In your previous post, you identified a series of tasks and goals for your visualization as well as some preliminary design ideas. We’ll jump ahead a few steps and start to think about how we might evaluate our design approach. Outline a preliminary evaluation that addresses your core goals with the visualization. Make sure your evaluation discusses: 

    The target question you want to answer

    The people you would recruit to answer that question

    The kinds of measures you would use to answer your data (e.g., insight depth, use cases, accuracy) and what these measures would tell you about the core question

    The approach you will use to answer that question (e.g., a journaling study, a formal experiment, etc.)

    How you would instantiate those methods (i.e., what would your participants do?)

    What criteria would you use to indicate that your visualization was successful

---

## Answer:

---

# wk 3

In your previous post, you identified a series of tasks and goals for your visualization as well as some preliminary design ideas. We’ll jump ahead a few steps and start to think about how we might evaluate our design approach. Outline a preliminary evaluation that addresses your core goals with the visualization. Make sure your evaluation discusses: 

- The target question you want to answer
    - What factors influenced the survival rate of passengers on the Titanic?

- The people you would recruit to answer that question
    - Individuals with some familiarity with the Titanic disaster or historical events, interested in exploring data visually (e.g., students, history enthusiasts).
      
- The kinds of measures you would use to answer your data (e.g., insight depth, use cases, accuracy) and what these measures would tell you about the core question
    - The kinds of measures you would use to answer your data (e.g., insight depth, use cases, accuracy) and what these measures would tell you about the core question: Insight depth, use cases, accuracy.
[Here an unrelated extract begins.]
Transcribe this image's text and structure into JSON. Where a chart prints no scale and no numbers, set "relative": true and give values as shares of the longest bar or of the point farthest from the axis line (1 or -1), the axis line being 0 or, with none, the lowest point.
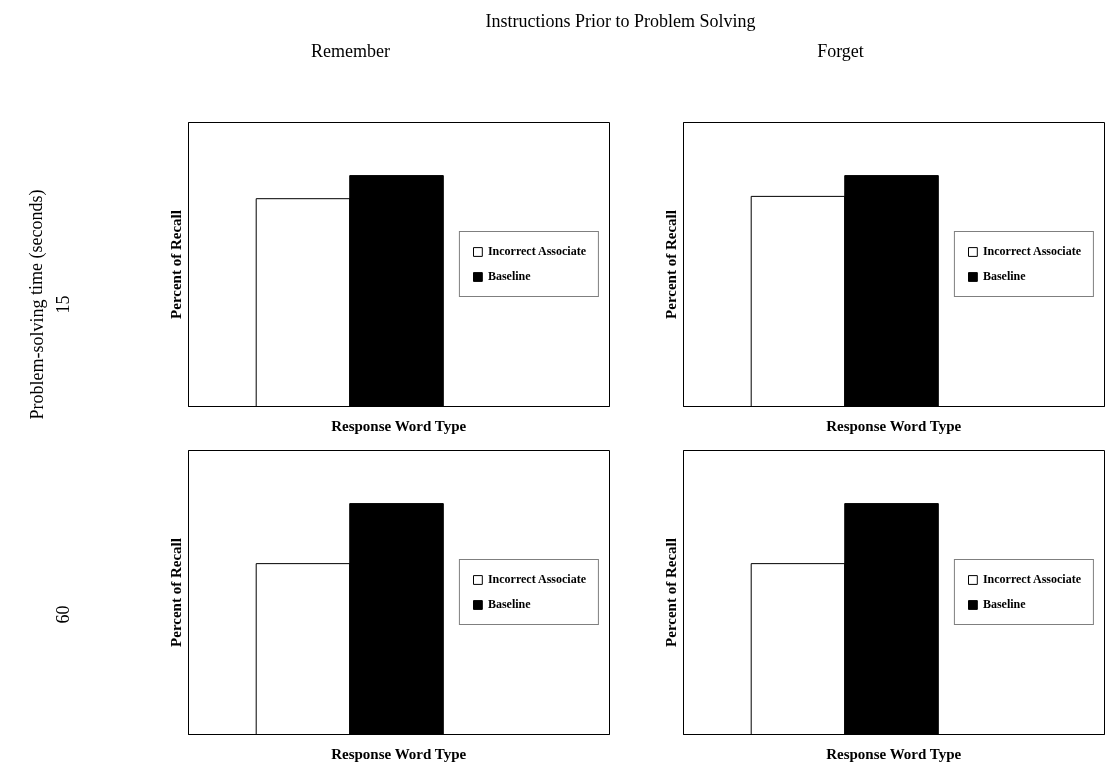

These measures would indicate the depth of understanding gained about factors affecting survival rates, how participants interact with the visualization to explore different aspects of the data, and the accuracy of interpretations made by participants compared to actual historical data.
    
- The approach you will use to answer that question (e.g., a journaling study, a formal experiment, etc.)
    - A mixed-methods approach combining qualitative (journaling study) and quantitative (formal experiment) techniques.

- How you would instantiate those methods (i.e., what would your participants do?)
    - Participants would interact with an interactive visualization tool, journaling their thoughts and observations while exploring the data and performing specific tasks designed to assess their understanding and interpretation.

- What criteria would you use to indicate that your visualization was successful
    -  Informed interpretations, effective use of visualization, accurate insights, and user satisfaction. These criteria would demonstrate the depth of understanding gained, the usability and functionality of the visualization tool, alignment with historical facts, and participant satisfaction with the experience.